Съезд проходил на фоне бурно растущего кинорынка. Электротеатры открывались во всех городах империи, вступая между собой в жёсткую конкуренцию. В погоне за зрителем они шли наиболее очевидным путём, выпуская в прокат фильмы с незамысловатыми, но привлекающими публику сюжетами. Это сразу вызвало большой и стабильный поток общественной критики, причём с противоположных флангов политического спектра. Во многом из-за такого «лёгкого» репертуара кинематограф часто воспринимался как символ «падения нравов», вырождения культуры и её потакания «низменным инстинктам» толпы53. В. М. Пуришкевич, неоднократно обращавшийся к теме кинорепертуара, сетовал на заседании Думы 4 марта 1914 г.: «Куда, на какую бы сторону современной русской жизни… мы ни оглянулись, везде… удручающая картина растления и маразма. Кинематограф заменяет театры, кинематограф с пьесами сомнительного характера и содержания, живопись стала декадентской, поэзия обращается в футуризм, литература… обращается в… порнографию»54. «Вестник кинематографии» в июне 1911 г. подчёркивал необходимость именно «художественной» цензуры кино, позволяющей отбирать сюжеты для картин, отсеивать или жёстко ограничивать развлекательную программу. Под последним подразумевалось желание кинопрокатчиков показывать «неприхотливой публике всевозможную дребедень вроде гордо звучащих исторических драм с богатыми декорациями, костюмами и различными театральными эффектами. А наичаще демонстрируются всевозможные и до ужаса скучные увозы, покушения на чужую собственность и честь, похищения детей, погоня за ворами и т. д.»55.

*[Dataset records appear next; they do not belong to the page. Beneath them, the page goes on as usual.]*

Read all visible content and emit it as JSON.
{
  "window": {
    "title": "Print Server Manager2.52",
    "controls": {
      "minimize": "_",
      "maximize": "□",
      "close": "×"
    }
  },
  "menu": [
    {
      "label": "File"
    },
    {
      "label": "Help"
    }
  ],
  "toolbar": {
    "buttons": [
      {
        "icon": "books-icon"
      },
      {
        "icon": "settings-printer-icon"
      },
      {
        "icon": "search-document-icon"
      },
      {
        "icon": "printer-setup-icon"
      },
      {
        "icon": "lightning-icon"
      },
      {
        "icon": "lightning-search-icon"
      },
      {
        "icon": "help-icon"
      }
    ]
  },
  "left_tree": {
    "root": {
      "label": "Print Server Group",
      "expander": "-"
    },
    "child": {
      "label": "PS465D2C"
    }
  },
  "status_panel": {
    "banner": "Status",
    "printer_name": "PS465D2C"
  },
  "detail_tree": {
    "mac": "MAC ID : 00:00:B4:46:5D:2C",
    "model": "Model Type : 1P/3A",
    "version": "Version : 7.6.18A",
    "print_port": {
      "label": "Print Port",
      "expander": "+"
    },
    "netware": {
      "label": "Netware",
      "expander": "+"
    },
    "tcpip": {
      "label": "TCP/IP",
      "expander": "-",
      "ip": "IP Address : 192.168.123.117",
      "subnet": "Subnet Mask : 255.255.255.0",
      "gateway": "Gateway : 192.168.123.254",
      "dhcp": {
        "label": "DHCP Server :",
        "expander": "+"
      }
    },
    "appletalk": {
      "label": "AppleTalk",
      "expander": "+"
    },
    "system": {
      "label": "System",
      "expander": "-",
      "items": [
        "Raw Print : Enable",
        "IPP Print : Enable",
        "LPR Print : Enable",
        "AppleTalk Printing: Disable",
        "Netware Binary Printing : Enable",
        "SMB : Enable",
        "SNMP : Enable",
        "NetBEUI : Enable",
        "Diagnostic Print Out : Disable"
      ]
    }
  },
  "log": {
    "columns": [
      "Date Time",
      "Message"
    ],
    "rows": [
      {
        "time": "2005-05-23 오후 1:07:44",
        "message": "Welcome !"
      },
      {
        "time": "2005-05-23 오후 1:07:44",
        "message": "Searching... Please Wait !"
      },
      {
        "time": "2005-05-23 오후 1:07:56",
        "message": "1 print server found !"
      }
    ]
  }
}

Подобные взгляды встречались в газетах и журналах весьма часто. В редком номере даже специальных изданий (не говоря о массовой печати) не упоминалось о примитивности сюжетных линий, бесполезности и вреде подавляющего большинства фильмов. Резко критиковались кинопроизводители и владельцы электротеатров за игнорирование не столь доходной просветительной функции кино, гонку за количеством и пренебрежение качеством выпускаемых лент. Особое внимание уделялось обилию в кино жестоких сцен. «Человеческая жизнь в нашей области не ценится ни в грош, – сетовал “Вестник кинематографии”. – Как только запутается коллизия, на которой построена картина; как только понадобится окончить слишком затянувшийся снимок, на сцене появляется пара выстрелов, утопленница, перегрызается чьё-нибудь горло, – и всё разрешается к общему удовольствию… Нигде не проливается такого количества крови, как в кинематографе. Почти столько же, сколько и на бойне»56.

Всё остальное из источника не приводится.